When the train was going back and forth or was it even stopped, did you see any civilians anywhere?
We couldn't, I was, I was too short to, to look out there anyway. You know, that, that, that window is way up high. I don't think we saw too many civilians. I know I saw, one time, I don't know how we got out of the train. I think they were strafing us and we got out of the train and when we came back, we saw uh, a German soldier, one of the guards got hit in the head and he was laying down bleeding, you know, his blood was running into the gutter. He got killed from the uh, uh, plane machine guns.
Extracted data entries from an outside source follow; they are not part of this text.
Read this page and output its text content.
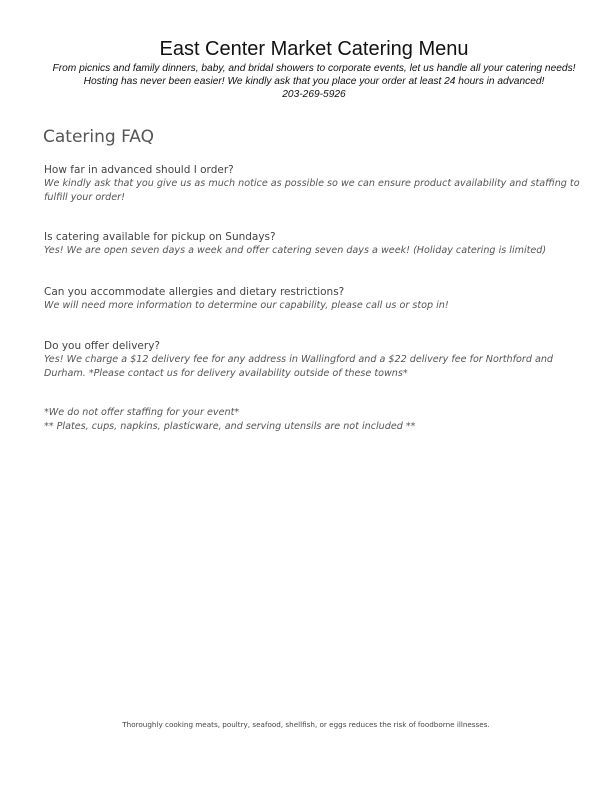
East Center Market Catering Menu
From picnics and family dinners, baby, and bridal showers to corporate events, let us handle all your catering needs! Hosting has never been easier! We kindly ask that you place your order at least 24 hours in advanced!
203-269-5926
Catering FAQ
How far in advanced should I order?
We kindly ask that you give us as much notice as possible so we can ensure product availability and staffing to fulfill your order!
Is catering available for pickup on Sundays?
Yes! We are open seven days a week and offer catering seven days a week! (Holiday catering is limited)
Can you accommodate allergies and dietary restrictions?
We will need more information to determine our capability, please call us or stop in!
Do you offer delivery?
Yes! We charge a $12 delivery fee for any address in Wallingford and a $22 delivery fee for Northford and Durham. *Please contact us for delivery availability outside of these towns*
*We do not offer staffing for your event*
** Plates, cups, napkins, plasticware, and serving utensils are not included **
Thoroughly cooking meats, poultry, seafood, shellfish, or eggs reduces the risk of foodborne illnesses.
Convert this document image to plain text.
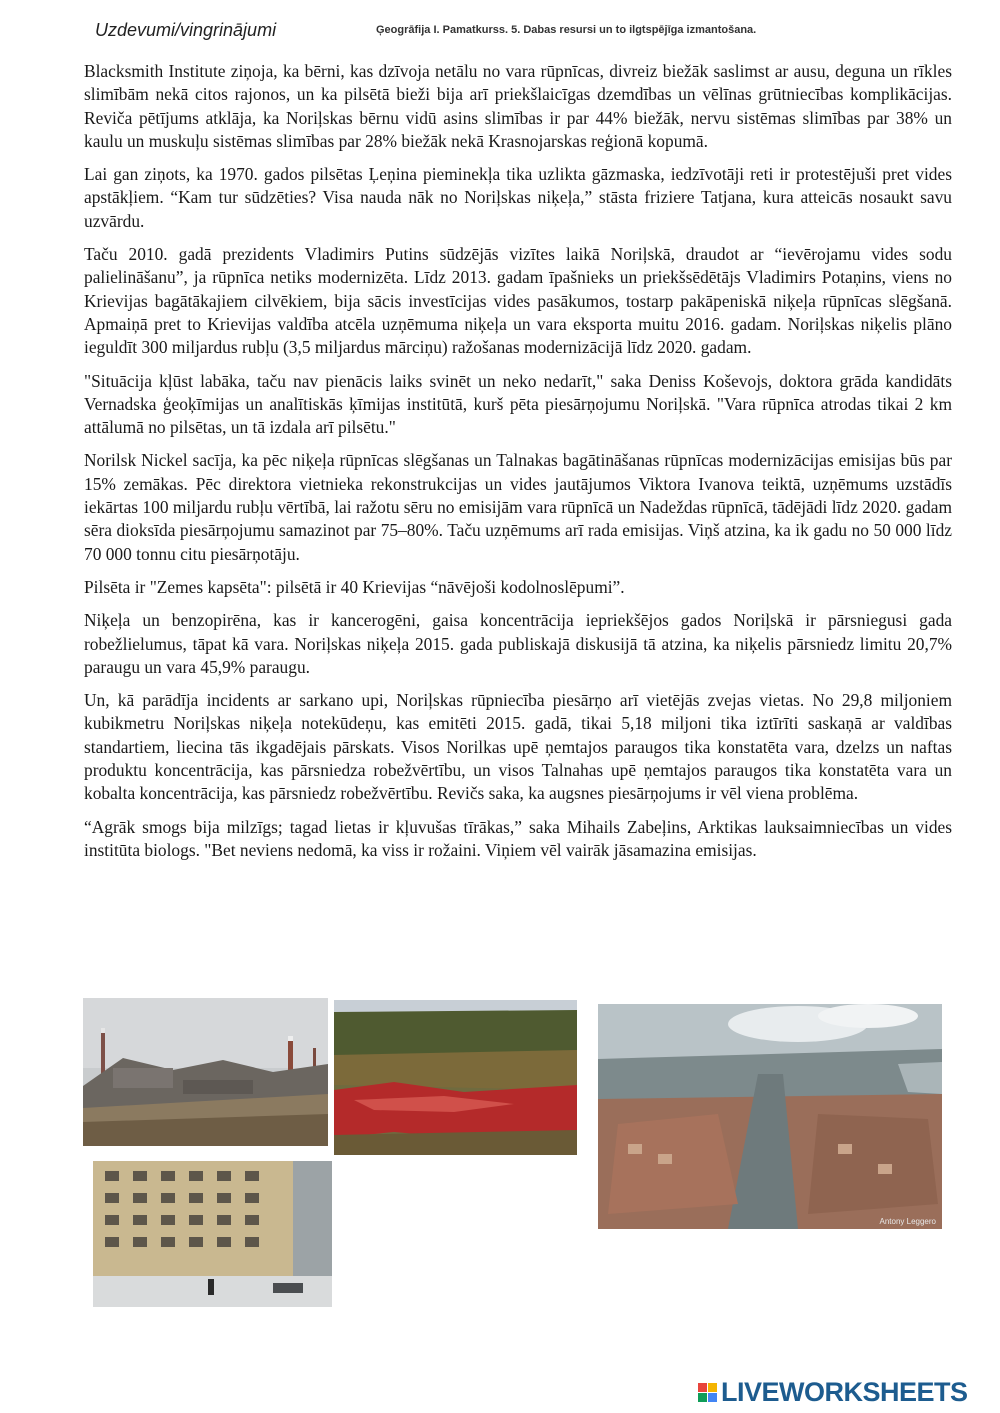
Uzdevumi/vingrinājumi	Ģeogrāfija I. Pamatkurss. 5. Dabas resursi un to ilgtspējīga izmantošana.

Blacksmith Institute ziņoja, ka bērni, kas dzīvoja netālu no vara rūpnīcas, divreiz biežāk saslimst ar ausu, deguna un rīkles slimībām nekā citos rajonos, un ka pilsētā bieži bija arī priekšlaicīgas dzemdības un vēlīnas grūtniecības komplikācijas. Reviča pētījums atklāja, ka Noriļskas bērnu vidū asins slimības ir par 44% biežāk, nervu sistēmas slimības par 38% un kaulu un muskuļu sistēmas slimības par 28% biežāk nekā Krasnojarskas reģionā kopumā.

Lai gan ziņots, ka 1970. gados pilsētas Ļeņina pieminekļa tika uzlikta gāzmaska, iedzīvotāji reti ir protestējuši pret vides apstākļiem. “Kam tur sūdzēties? Visa nauda nāk no Noriļskas niķeļa,” stāsta friziere Tatjana, kura atteicās nosaukt savu uzvārdu.

Taču 2010. gadā prezidents Vladimirs Putins sūdzējās vizītes laikā Noriļskā, draudot ar “ievērojamu vides sodu palielināšanu”, ja rūpnīca netiks modernizēta. Līdz 2013. gadam īpašnieks un priekšsēdētājs Vladimirs Potaņins, viens no Krievijas bagātākajiem cilvēkiem, bija sācis investīcijas vides pasākumos, tostarp pakāpeniskā niķeļa rūpnīcas slēgšanā. Apmaiņā pret to Krievijas valdība atcēla uzņēmuma niķeļa un vara eksporta muitu 2016. gadam. Noriļskas niķelis plāno ieguldīt 300 miljardus rubļu (3,5 miljardus mārciņu) ražošanas modernizācijā līdz 2020. gadam.

"Situācija kļūst labāka, taču nav pienācis laiks svinēt un neko nedarīt," saka Deniss Koševojs, doktora grāda kandidāts Vernadska ģeoķīmijas un analītiskās ķīmijas institūtā, kurš pēta piesārņojumu Noriļskā. "Vara rūpnīca atrodas tikai 2 km attālumā no pilsētas, un tā izdala arī pilsētu."

Norilsk Nickel sacīja, ka pēc niķeļa rūpnīcas slēgšanas un Talnakas bagātināšanas rūpnīcas modernizācijas emisijas būs par 15% zemākas. Pēc direktora vietnieka rekonstrukcijas un vides jautājumos Viktora Ivanova teiktā, uzņēmums uzstādīs iekārtas 100 miljardu rubļu vērtībā, lai ražotu sēru no emisijām vara rūpnīcā un Nadeždas rūpnīcā, tādējādi līdz 2020. gadam sēra dioksīda piesārņojumu samazinot par 75–80%. Taču uzņēmums arī rada emisijas. Viņš atzina, ka ik gadu no 50 000 līdz 70 000 tonnu citu piesārņotāju.

Pilsēta ir "Zemes kapsēta": pilsētā ir 40 Krievijas “nāvējoši kodolnoslēpumi”.

Niķeļa un benzopirēna, kas ir kancerogēni, gaisa koncentrācija iepriekšējos gados Noriļskā ir pārsniegusi gada robežlielumus, tāpat kā vara. Noriļskas niķeļa 2015. gada publiskajā diskusijā tā atzina, ka niķelis pārsniedz limitu 20,7% paraugu un vara 45,9% paraugu.

Un, kā parādīja incidents ar sarkano upi, Noriļskas rūpniecība piesārņo arī vietējās zvejas vietas. No 29,8 miljoniem kubikmetru Noriļskas niķeļa notekūdeņu, kas emitēti 2015. gadā, tikai 5,18 miljoni tika iztīrīti saskaņā ar valdības standartiem, liecina tās ikgadējais pārskats. Visos Norilkas upē ņemtajos paraugos tika konstatēta vara, dzelzs un naftas produktu koncentrācija, kas pārsniedza robežvērtību, un visos Talnahas upē ņemtajos paraugos tika konstatēta vara un kobalta koncentrācija, kas pārsniedz robežvērtību. Revičs saka, ka augsnes piesārņojums ir vēl viena problēma.

“Agrāk smogs bija milzīgs; tagad lietas ir kļuvušas tīrākas,” saka Mihails Zabeļins, Arktikas lauksaimniecības un vides institūta biologs. "Bet neviens nedomā, ka viss ir rožaini. Viņiem vēl vairāk jāsamazina emisijas.

Antony Leggero
LIVEWORKSHEETS
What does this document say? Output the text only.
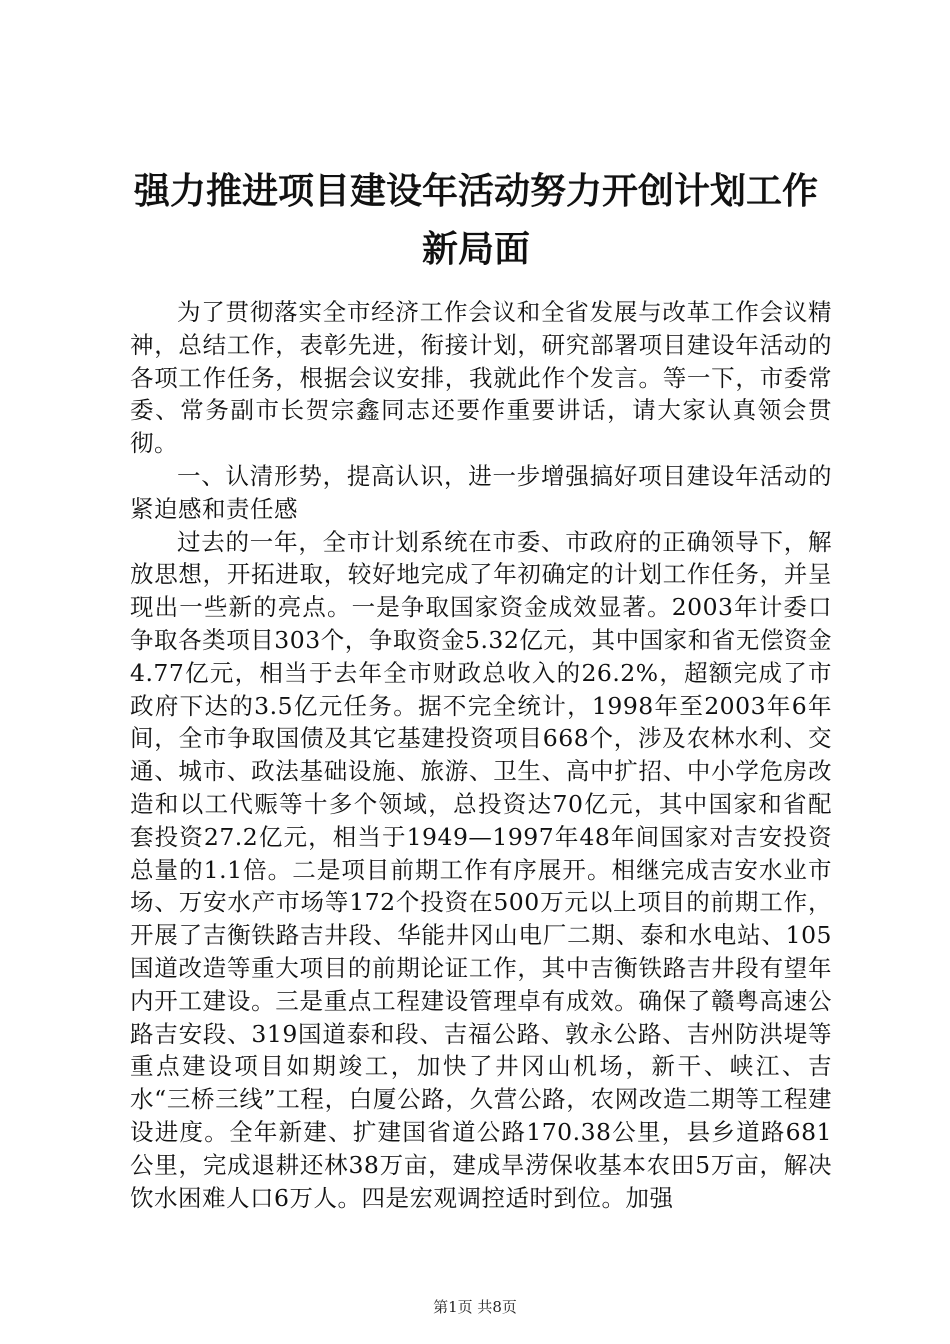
强力推进项目建设年活动努力开创计划工作新局面

为了贯彻落实全市经济工作会议和全省发展与改革工作会议精神，总结工作，表彰先进，衔接计划，研究部署项目建设年活动的各项工作任务，根据会议安排，我就此作个发言。等一下，市委常委、常务副市长贺宗鑫同志还要作重要讲话，请大家认真领会贯彻。

一、认清形势，提高认识，进一步增强搞好项目建设年活动的紧迫感和责任感

过去的一年，全市计划系统在市委、市政府的正确领导下，解放思想，开拓进取，较好地完成了年初确定的计划工作任务，并呈现出一些新的亮点。一是争取国家资金成效显著。2003年计委口争取各类项目303个，争取资金5.32亿元，其中国家和省无偿资金4.77亿元，相当于去年全市财政总收入的26.2%，超额完成了市政府下达的3.5亿元任务。据不完全统计，1998年至2003年6年间，全市争取国债及其它基建投资项目668个，涉及农林水利、交通、城市、政法基础设施、旅游、卫生、高中扩招、中小学危房改造和以工代赈等十多个领域，总投资达70亿元，其中国家和省配套投资27.2亿元，相当于1949—1997年48年间国家对吉安投资总量的1.1倍。二是项目前期工作有序展开。相继完成吉安水业市场、万安水产市场等172个投资在500万元以上项目的前期工作，开展了吉衡铁路吉井段、华能井冈山电厂二期、泰和水电站、105国道改造等重大项目的前期论证工作，其中吉衡铁路吉井段有望年内开工建设。三是重点工程建设管理卓有成效。确保了赣粤高速公路吉安段、319国道泰和段、吉福公路、敦永公路、吉州防洪堤等重点建设项目如期竣工，加快了井冈山机场，新干、峡江、吉水“三桥三线”工程，白厦公路，久营公路，农网改造二期等工程建设进度。全年新建、扩建国省道公路170.38公里，县乡道路681公里，完成退耕还林38万亩，建成旱涝保收基本农田5万亩，解决饮水困难人口6万人。四是宏观调控适时到位。加强

第1页 共8页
Do you remember how you felt when you saw that?
Good.
So three days later what happened?
We were stopped and we saw the first, we saw a jeep. We saw a jeep come up with a white star and a black soldier. There was more, but this black soldier jumped out of the jeep and I grabbed him and I showed him, see, we couldn't get rid of the dead, so they had a coal car, an open car, high, high uh, uh, walls and they were puttin' all the dead bodies into there. And that car was almost full when I, he climbed up on the ladder and looked in there. And his eyes were like this. He, I guess he'd never seen so many dead bodies at one time. And said something, I didn't know what. I couldn't understand. But then we were free. We just went wherever we wanted to.
Had you ever seen a black man before?
No. That was the first black man I ever saw.
What did you think was happening?
Well we knew we were liberated.
And where were you then?
In Seeshaupt.
This town of Seeshaupt, which is near Munich.
Eh, yes, it's uh, yeah. Mm-hm. Probably about forty-five, fifty kilometers from Munich.
What did it mean to be free? I mean did you just leave the train and wander around?
Yeah.
Looking for food?
Yeah.
And did you find any?
Uh, yes. We'd uh, see a chicken, we'd kill it, start a fire and, or whatever we found, you know. Uh, then the uh, American soldiers threw food at us. They gave us cans, the C-rations? So we built a fire outside naturally and st... and tried to heat it up, but we didn't open it. You know they had those keys? You ever see those C-rations? The key is on it and you, you, you peel it off and you open it. Well, we, we didn't uh, open it. And they explode.
Did anyone get sick from the food?
Oh yeah. A lot of people died after the war, from overeating.
And in your group?
Yeah. Yeah.
Did you see them die?
Sure. Well by then already they took 'em to hospitals and stuff. That was after the war already, yeah. A lot of 'em died.